With a start, a wry smile below black bloodshot eyes leered up at him through the electronic lens. The Intruder engrossed the monitor. He stopped the sequence, focusing on the image looking back at him across the gulf of the Stratospire’s spy eyes.
Swift had cut away his last antenna. Duran was below him, and Anne held the high ground above them. The Intruder had no choice now. He had to accept a direct confrontation.
Behind the Intruder, Celeste withdrew from the Thought Control Device, leaving its neutralized mechanisms. The malevolent symphony of voices rescinded were gone now as Celeste left the minds of the thousands she held in her grasp just moments before. It was like Earth.
They were in the Large Capacity Elevator. Duran locked the main elevator controls. The Intruder was trapped.
Duran starred into the monitor a long moment as if the Intruder could look back at him through a glazed window. The ease at which the Intruder gazed at Duran showed he was still confident in his victory. The message that passed to Duran's subconscious no longer carried the sting of previous encounters. The Intruder spoke to him directly with the gift. He used the tone of an instructor to a pupil who finally began to understand the fundamentals of the mystery that would unlock wondrous things. The message was personal.
“I have known you for a long time Rory.” A feeling more than a voice resonating in his mind. “I will no longer impede your progress. I know you have many questions.”
The Intruder made a sweeping gesture with his hand indicating the way was clear. The wry smile never left his gaze. “It’s time we are formally introduced. I await your arrival.”
Duran spun on his heels turning towards the crumpled body of James Floss. Duran paused for a moment, looking down at his fallen friend. The shattered doors rattled as Duran stepped around Floss’s body and he left the security center.
“Renegade, this is Swift … do you copy … Major Duran this is Swift on emergency frequency Alpha … do you copy … “
Duran emerged from the shattered security office. Every attempt to kill him left a trail of maimed innocents, victims of the Intruder design. He threw people away, lives that had meant something to someone, maybe to no one but themselves, but lives they wanted nonetheless.

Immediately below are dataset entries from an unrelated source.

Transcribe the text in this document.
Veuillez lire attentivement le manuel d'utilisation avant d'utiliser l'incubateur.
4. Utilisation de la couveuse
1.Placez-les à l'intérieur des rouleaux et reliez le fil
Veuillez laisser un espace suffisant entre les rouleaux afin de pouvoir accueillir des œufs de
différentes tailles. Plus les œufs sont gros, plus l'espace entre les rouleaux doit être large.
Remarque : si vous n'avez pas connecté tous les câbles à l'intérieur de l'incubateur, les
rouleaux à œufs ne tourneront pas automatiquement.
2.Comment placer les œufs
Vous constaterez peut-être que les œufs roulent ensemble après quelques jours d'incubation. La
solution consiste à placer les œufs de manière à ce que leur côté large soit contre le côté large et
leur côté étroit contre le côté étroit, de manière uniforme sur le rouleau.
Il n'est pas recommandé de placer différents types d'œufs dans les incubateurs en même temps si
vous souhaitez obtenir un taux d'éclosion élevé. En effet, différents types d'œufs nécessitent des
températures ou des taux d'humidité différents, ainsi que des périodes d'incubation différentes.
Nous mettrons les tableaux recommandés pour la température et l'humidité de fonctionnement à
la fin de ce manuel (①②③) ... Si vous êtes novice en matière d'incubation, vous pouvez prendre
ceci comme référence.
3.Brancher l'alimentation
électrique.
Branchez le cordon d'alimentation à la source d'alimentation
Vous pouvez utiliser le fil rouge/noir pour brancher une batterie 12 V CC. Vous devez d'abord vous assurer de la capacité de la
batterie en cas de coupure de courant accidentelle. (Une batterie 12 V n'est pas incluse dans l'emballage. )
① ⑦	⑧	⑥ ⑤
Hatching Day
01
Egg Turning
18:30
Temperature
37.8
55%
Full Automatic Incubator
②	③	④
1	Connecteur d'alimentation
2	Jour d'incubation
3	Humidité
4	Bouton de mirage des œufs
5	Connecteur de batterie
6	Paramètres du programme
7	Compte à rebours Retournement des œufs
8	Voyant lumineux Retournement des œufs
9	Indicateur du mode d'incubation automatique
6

The Intruder had stripped their will, their innocence and then sent them into the meat grinder to face the machine, unaware of the utter futility of their attempts on his life. Now, after the Intruder’s resources were gone, he would end this.
Duran arrived at the main shaft, making his way through the wide corridors. The kiosks flashed the altitude of each elevator car along the thirteen thousand mile long monument. One of the three external passenger elevators blinked ready at his level and he headed towards it. The central shaft, the heavy lift elevator, was still several kilometers above him.
As Duran approached the passenger elevator, he caught the gleam of a tiny sparkle in the dark corridor. He reached for the Talon, but stopped as Kari appeared.
She waited for him at the elevator entrance.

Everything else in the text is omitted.